Guerrillas Turned Gamekeepers On A Day Of Hope

Published 8 years ago
Guerrillas Turned Gamekeepers On A Day Of Hope

It was the best of times. It was a time when anything seemed possible; a time when hope blew through the tall blue gum trees like the gentle autumn breeze that wafted us along the road. We were on our way to a military base – a place where you don’t usually look for silver linings. Maybe we were just younger and the world looked better.

It was April 1994 and behind the barbed wire and automatic weapons of this army base in Harare, the capital of Zimbabwe, there was a story that could have gladdened the heart of anyone sick of war. At this camp one of the symbolic last rites were going to be said over one of the nastier running wars of sub-Saharan Africa – or was that nastier running sores? At last, the days of surveillance, killings, and torture were over.
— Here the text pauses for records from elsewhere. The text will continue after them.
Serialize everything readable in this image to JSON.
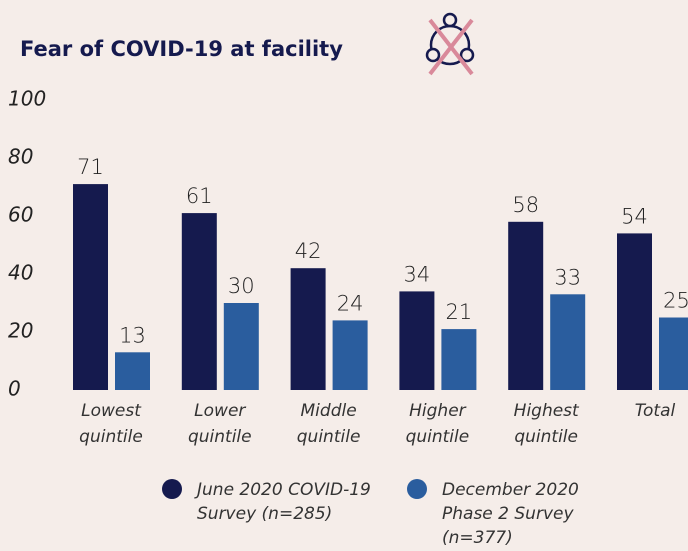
{
  "chart_data": {
    "type": "bar",
    "title": "Fear of COVID-19 at facility",
    "categories": [
      "Lowest quintile",
      "Lower quintile",
      "Middle quintile",
      "Higher quintile",
      "Highest quintile",
      "Total"
    ],
    "series": [
      {
        "name": "June 2020 COVID-19 Survey (n=285)",
        "color": "#151a4e",
        "values": [
          71,
          61,
          42,
          34,
          58,
          54
        ]
      },
      {
        "name": "December 2020 Phase 2 Survey (n=377)",
        "color": "#2a5d9e",
        "values": [
          13,
          30,
          24,
          21,
          33,
          25
        ]
      }
    ],
    "ylim": [
      0,
      100
    ],
    "yticks": [
      0,
      20,
      40,
      60,
      80,
      100
    ],
    "grid": false
  }
}
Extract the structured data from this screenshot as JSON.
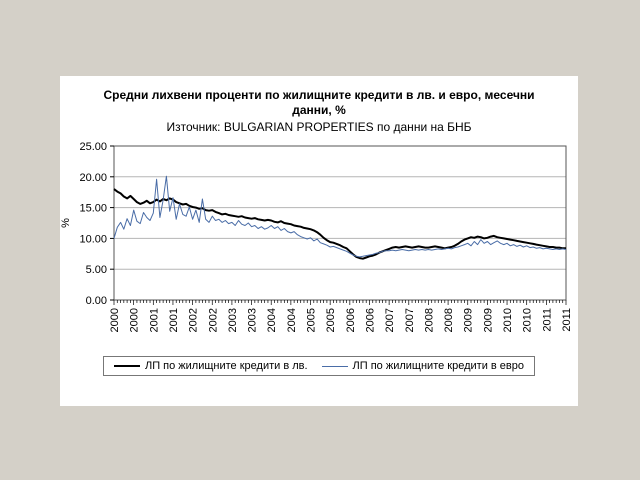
{
  "page": {
    "background": "#d4d0c8",
    "panel_background": "#ffffff"
  },
  "chart": {
    "title_line1": "Средни лихвени проценти по жилищните кредити в лв. и евро, месечни",
    "title_line2": "данни, %",
    "subtitle": "Източник: BULGARIAN PROPERTIES по данни на БНБ"
  },
  "chart_data": {
    "type": "line",
    "title": "Средни лихвени проценти по жилищните кредити в лв. и евро, месечни данни, %",
    "subtitle": "Източник: BULGARIAN PROPERTIES по данни на БНБ",
    "ylabel": "%",
    "ylim": [
      0,
      25
    ],
    "yticks": [
      0,
      5,
      10,
      15,
      20,
      25
    ],
    "ytick_labels": [
      "0.00",
      "5.00",
      "10.00",
      "15.00",
      "20.00",
      "25.00"
    ],
    "grid": true,
    "gridline_color": "#b5b5b5",
    "legend_position": "bottom",
    "x_start": "2000-01",
    "x_frequency": "monthly",
    "x_label_every_months": 6,
    "x_year_labels": [
      "2000",
      "2000",
      "2001",
      "2001",
      "2002",
      "2002",
      "2003",
      "2003",
      "2004",
      "2004",
      "2005",
      "2005",
      "2006",
      "2006",
      "2007",
      "2007",
      "2008",
      "2008",
      "2009",
      "2009",
      "2010",
      "2010",
      "2011",
      "2011"
    ],
    "series": [
      {
        "name": "ЛП по жилищните кредити в лв.",
        "color": "#000000",
        "width": 2,
        "values": [
          18.0,
          17.6,
          17.3,
          16.8,
          16.5,
          16.9,
          16.4,
          15.9,
          15.6,
          15.8,
          16.1,
          15.7,
          15.9,
          16.3,
          16.0,
          16.4,
          16.2,
          16.5,
          16.3,
          15.9,
          15.7,
          15.5,
          15.6,
          15.3,
          15.1,
          15.0,
          14.8,
          14.9,
          14.6,
          14.5,
          14.6,
          14.3,
          14.1,
          13.9,
          14.0,
          13.8,
          13.7,
          13.6,
          13.5,
          13.6,
          13.4,
          13.3,
          13.2,
          13.3,
          13.1,
          13.0,
          12.9,
          13.0,
          12.9,
          12.7,
          12.6,
          12.8,
          12.5,
          12.4,
          12.3,
          12.1,
          12.0,
          11.9,
          11.7,
          11.6,
          11.5,
          11.3,
          11.0,
          10.6,
          10.1,
          9.7,
          9.4,
          9.3,
          9.1,
          8.9,
          8.6,
          8.4,
          7.9,
          7.4,
          7.0,
          6.8,
          6.7,
          6.9,
          7.1,
          7.2,
          7.4,
          7.7,
          7.9,
          8.1,
          8.3,
          8.5,
          8.6,
          8.5,
          8.6,
          8.7,
          8.6,
          8.5,
          8.6,
          8.7,
          8.6,
          8.5,
          8.5,
          8.6,
          8.7,
          8.6,
          8.5,
          8.4,
          8.5,
          8.6,
          8.8,
          9.1,
          9.5,
          9.8,
          10.0,
          10.2,
          10.1,
          10.3,
          10.2,
          10.0,
          10.1,
          10.3,
          10.4,
          10.2,
          10.1,
          10.0,
          9.9,
          9.8,
          9.7,
          9.6,
          9.5,
          9.4,
          9.3,
          9.2,
          9.1,
          9.0,
          8.9,
          8.8,
          8.7,
          8.6,
          8.6,
          8.5,
          8.5,
          8.4,
          8.4
        ]
      },
      {
        "name": "ЛП по жилищните кредити в евро",
        "color": "#4a6da7",
        "width": 1,
        "values": [
          10.0,
          11.8,
          12.6,
          11.5,
          13.2,
          12.1,
          14.6,
          12.8,
          12.4,
          14.2,
          13.4,
          12.9,
          14.1,
          19.6,
          13.4,
          16.2,
          20.1,
          14.4,
          16.6,
          13.1,
          15.6,
          13.9,
          13.6,
          15.1,
          13.1,
          14.6,
          12.6,
          16.4,
          13.1,
          12.6,
          13.6,
          12.9,
          13.1,
          12.6,
          12.9,
          12.4,
          12.6,
          12.1,
          12.9,
          12.3,
          12.1,
          12.5,
          11.9,
          12.1,
          11.6,
          11.9,
          11.5,
          11.7,
          12.1,
          11.6,
          11.9,
          11.3,
          11.6,
          11.1,
          10.9,
          11.1,
          10.6,
          10.3,
          10.1,
          9.9,
          10.1,
          9.6,
          9.9,
          9.3,
          9.1,
          8.9,
          8.6,
          8.7,
          8.5,
          8.3,
          8.1,
          7.9,
          7.6,
          7.3,
          7.1,
          7.0,
          7.1,
          7.2,
          7.3,
          7.4,
          7.6,
          7.7,
          7.9,
          8.0,
          8.0,
          8.1,
          8.0,
          8.1,
          8.2,
          8.1,
          8.0,
          8.1,
          8.2,
          8.1,
          8.2,
          8.1,
          8.2,
          8.1,
          8.2,
          8.3,
          8.2,
          8.3,
          8.4,
          8.3,
          8.5,
          8.6,
          8.8,
          9.0,
          9.2,
          8.8,
          9.5,
          9.0,
          9.8,
          9.2,
          9.5,
          9.0,
          9.3,
          9.6,
          9.2,
          9.0,
          9.2,
          8.8,
          9.0,
          8.7,
          8.9,
          8.6,
          8.8,
          8.5,
          8.6,
          8.4,
          8.5,
          8.3,
          8.4,
          8.3,
          8.2,
          8.3,
          8.2,
          8.3,
          8.2
        ]
      }
    ]
  }
}
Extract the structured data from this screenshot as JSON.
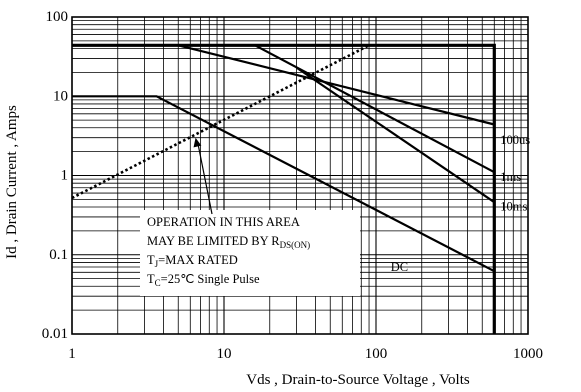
{
  "chart_data": {
    "type": "line",
    "title": "",
    "xlabel": "Vds , Drain-to-Source Voltage , Volts",
    "ylabel": "Id , Drain Current , Amps",
    "xscale": "log",
    "yscale": "log",
    "xlim": [
      1,
      1000
    ],
    "ylim": [
      0.01,
      100
    ],
    "grid": true,
    "xticks": [
      "1",
      "10",
      "100",
      "1000"
    ],
    "yticks": [
      "0.01",
      "0.1",
      "1",
      "10",
      "100"
    ],
    "series": [
      {
        "name": "100us",
        "style": "solid",
        "x": [
          5,
          600
        ],
        "y": [
          44,
          4.4
        ]
      },
      {
        "name": "1ms",
        "style": "solid",
        "x": [
          16,
          600
        ],
        "y": [
          44,
          1.1
        ]
      },
      {
        "name": "10ms",
        "style": "solid",
        "x": [
          30,
          600
        ],
        "y": [
          23,
          0.46
        ]
      },
      {
        "name": "DC",
        "style": "solid",
        "x": [
          1,
          3.6,
          600
        ],
        "y": [
          10,
          10,
          0.062
        ]
      },
      {
        "name": "",
        "style": "solid",
        "x": [
          1,
          600,
          600
        ],
        "y": [
          44,
          44,
          0.01
        ]
      },
      {
        "name": "",
        "style": "dotted",
        "x": [
          1,
          90
        ],
        "y": [
          0.52,
          44
        ]
      }
    ],
    "annotation": {
      "lines": [
        {
          "text": "OPERATION IN THIS AREA",
          "sub": ""
        },
        {
          "text": "MAY BE LIMITED BY R",
          "sub": "DS(ON)"
        },
        {
          "text": "T",
          "sub": "J",
          "rest": "=MAX RATED"
        },
        {
          "text": "T",
          "sub": "C",
          "rest": "=25℃  Single Pulse"
        }
      ],
      "arrow_to": [
        6.5,
        3
      ]
    }
  }
}
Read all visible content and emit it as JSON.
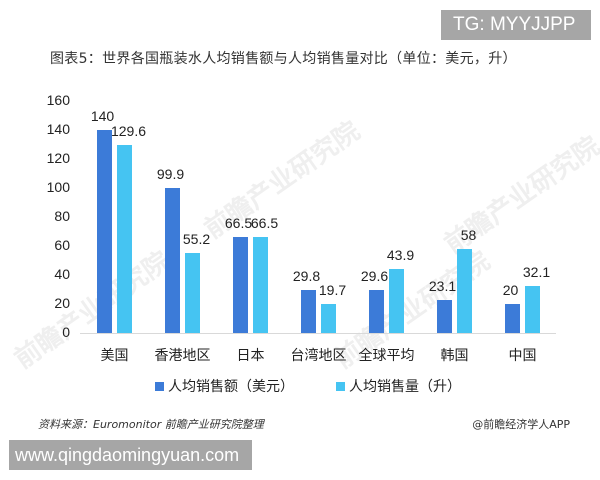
{
  "badges": {
    "tg": "TG: MYYJJPP",
    "url": "www.qingdaomingyuan.com"
  },
  "watermark": "前瞻产业研究院",
  "footer": {
    "source": "资料来源：Euromonitor 前瞻产业研究院整理",
    "credit": "@前瞻经济学人APP"
  },
  "chart_data": {
    "type": "bar",
    "title": "图表5：世界各国瓶装水人均销售额与人均销售量对比（单位：美元，升）",
    "xlabel": "",
    "ylabel": "",
    "ylim": [
      0,
      160
    ],
    "yticks": [
      0,
      20,
      40,
      60,
      80,
      100,
      120,
      140,
      160
    ],
    "grid": false,
    "legend_position": "bottom",
    "categories": [
      "美国",
      "香港地区",
      "日本",
      "台湾地区",
      "全球平均",
      "韩国",
      "中国"
    ],
    "series": [
      {
        "name": "人均销售额（美元）",
        "color": "#3c7bd8",
        "values": [
          140,
          99.9,
          66.5,
          29.8,
          29.6,
          23.1,
          20
        ]
      },
      {
        "name": "人均销售量（升）",
        "color": "#45c4f2",
        "values": [
          129.6,
          55.2,
          66.5,
          19.7,
          43.9,
          58,
          32.1
        ]
      }
    ]
  }
}
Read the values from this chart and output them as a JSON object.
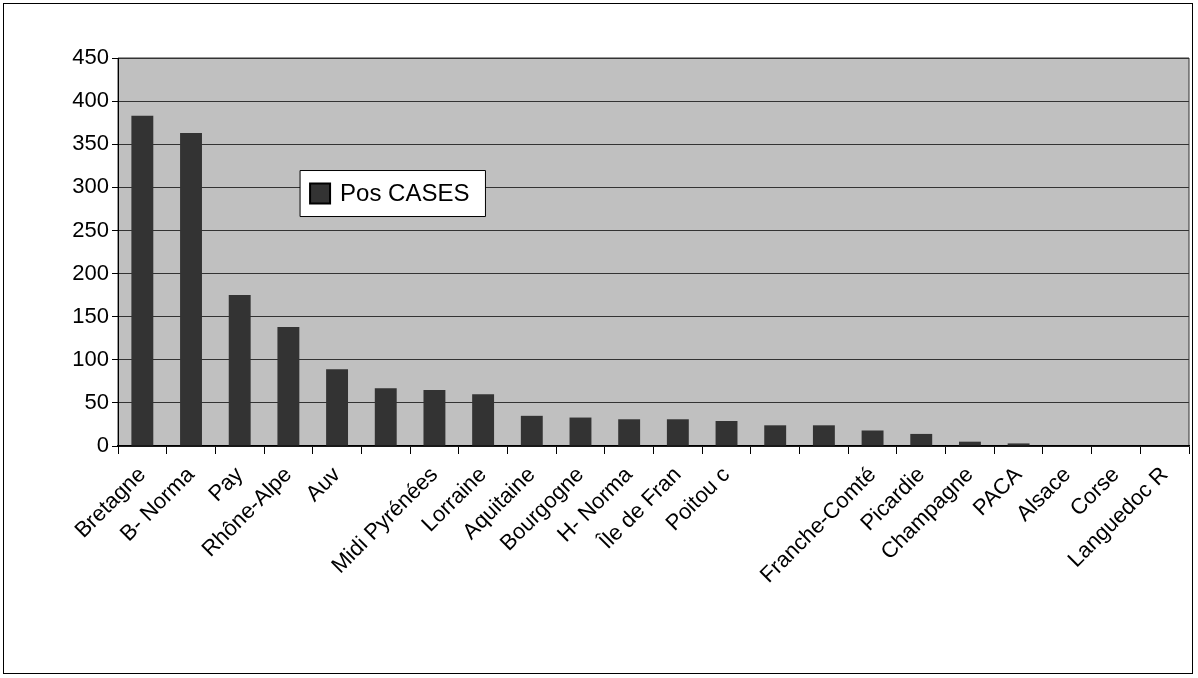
{
  "chart_data": {
    "type": "bar",
    "categories": [
      "Bretagne",
      "B- Norma",
      "Pay",
      "Rhône-Alpe",
      "Auv",
      null,
      "Midi Pyrénées",
      "Lorraine",
      "Aquitaine",
      "Bourgogne",
      "H- Norma",
      "Île de Fran",
      "Poitou c",
      null,
      null,
      "Franche-Comté",
      "Picardie",
      "Champagne",
      "PACA",
      "Alsace",
      "Corse",
      "Languedoc R"
    ],
    "series": [
      {
        "name": "Pos CASES",
        "color": "#333333",
        "values": [
          383,
          363,
          175,
          138,
          89,
          67,
          65,
          60,
          35,
          33,
          31,
          31,
          29,
          24,
          24,
          18,
          14,
          5,
          3,
          0,
          0,
          0
        ]
      }
    ],
    "ylim": [
      0,
      450
    ],
    "yticks": [
      0,
      50,
      100,
      150,
      200,
      250,
      300,
      350,
      400,
      450
    ],
    "grid": "y",
    "legend": "top left"
  }
}
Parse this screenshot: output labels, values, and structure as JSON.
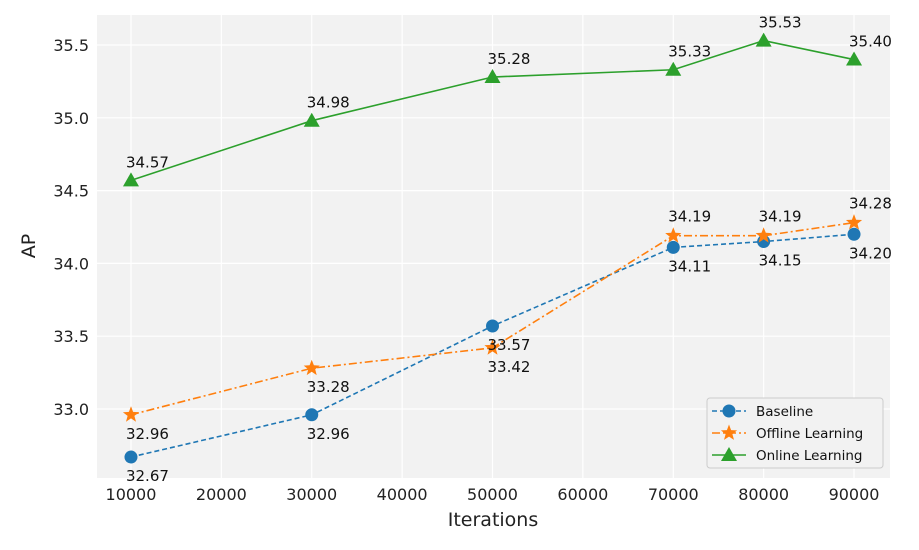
{
  "chart_data": {
    "type": "line",
    "xlabel": "Iterations",
    "ylabel": "AP",
    "x": [
      10000,
      30000,
      50000,
      70000,
      80000,
      90000
    ],
    "xticks": [
      10000,
      20000,
      30000,
      40000,
      50000,
      60000,
      70000,
      80000,
      90000
    ],
    "yticks": [
      33.0,
      33.5,
      34.0,
      34.5,
      35.0,
      35.5
    ],
    "xlim": [
      6240,
      93980
    ],
    "ylim": [
      32.526,
      35.706
    ],
    "grid": true,
    "legend_position": "bottom-right",
    "series": [
      {
        "name": "Baseline",
        "values": [
          32.67,
          32.96,
          33.57,
          34.11,
          34.15,
          34.2
        ],
        "color": "#1f77b4",
        "marker": "circle",
        "dash": "dashed"
      },
      {
        "name": "Offline Learning",
        "values": [
          32.96,
          33.28,
          33.42,
          34.19,
          34.19,
          34.28
        ],
        "color": "#ff7f0e",
        "marker": "star",
        "dash": "dashdot"
      },
      {
        "name": "Online Learning",
        "values": [
          34.57,
          34.98,
          35.28,
          35.33,
          35.53,
          35.4
        ],
        "color": "#2ca02c",
        "marker": "triangle",
        "dash": "solid"
      }
    ]
  }
}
By the end of this day, former foes would swap stories of war over a cold beer in a new, unified, South African army; a few days later, on April 27, these soldiers would help make history. They were at polling stations as millions of South Africans lined up across the country to vote in the first delicate democratic elections that would bury nearly 350 years of minority rule.

Advertisement

Hope was in abundance in those crazy days in Harare. It had been the home for many political exiles from South Africa for decades. Furthermore, it seemed to be the last stop-off point for returning exiles in their sneakers and baseball caps.

“I’m going home to run my country,” they would say, in the bars of Harare, in accents more Los Angeles than Langlaagte. Most were well educated and well versed; but I always noticed a little uncertainty in their faces when they spoke of a country many had never seen.

It all seemed so fresh then. The chance of a new start for one of the most tormented countries in Africa; a bountiful country about to throw off the shackles of sanctions and reap the rewards of an avalanche of post-apartheid investment – the rainbow nation in waiting.

This gathering at the army base in Harare paved the way for the historic elections. Soldiers of Umkhonto we Sizwe (MK) – the military wing of the African National Congress and APLA, the army of the Pan Africanist Congress – were preparing for election duty. It was likely to be difficult and dangerous task – as the soldiers drilled in Harare, bombs were going off in Johannesburg. Armed groups of all creeds and colors threatened to hurl South Africa into a civil war. The elections threatened to be a bloodbath.

Advertisement

Many thought it was too late to train troops for an election days away. That is what I asked the then head of MK, Siphiwe Nyanda, who was to become head of the new South African army and later a cabinet minister.

“We will be ready,” he smiled.

In the ranks on that day were a number of white South African troops who were going to have to fall in, in the new army, with black guerrilla fighters they once had been paid to kill.

“As long as they can reject their racism, we can work together,” said one of the battle-hardened guerrillas of his new white comrades.

Advertisement

Then there was the training. Military instructors spent hours instructing the former guerrillas how to thwart the very incursions and bombings that they had been carrying out for decades. Everyone was enthusiastic with one eye on a brighter future as poachers enthusiastically turned gamekeepers.

As the last beers were drained in the golden sunset and the troops climbed onto the back of trucks there was a feeling of camaraderie; almost an end-of-term levity about it. Former foes were to become the midwives of a new democracy.

Days later, we watched the pictures of millions casting their votes for the first time. The soldiers, trained in Harare, were vigilant; it is one of the small miracles of Africa that there was no violence as votes were cast.

On May 10, we watched again as helicopters carrying the new South African flag flew low over the Union Buildings in Pretoria to the cheers of thousands.

Advertisement

“Never, never and never again shall it be that this beautiful land will again experience the oppression of one by another and suffer the indignity of being the skunk of the world,” Nelson Mandela said to the world.

As we all watched with broad smiles, Norman Mahaja, our sound recordist on the Harare military base story, brought us crashing down to earth.

“I want to go down south and earn the rand now,” he said.

“Why?”

Advertisement

“Before it becomes like the Zimbabwe dollar.”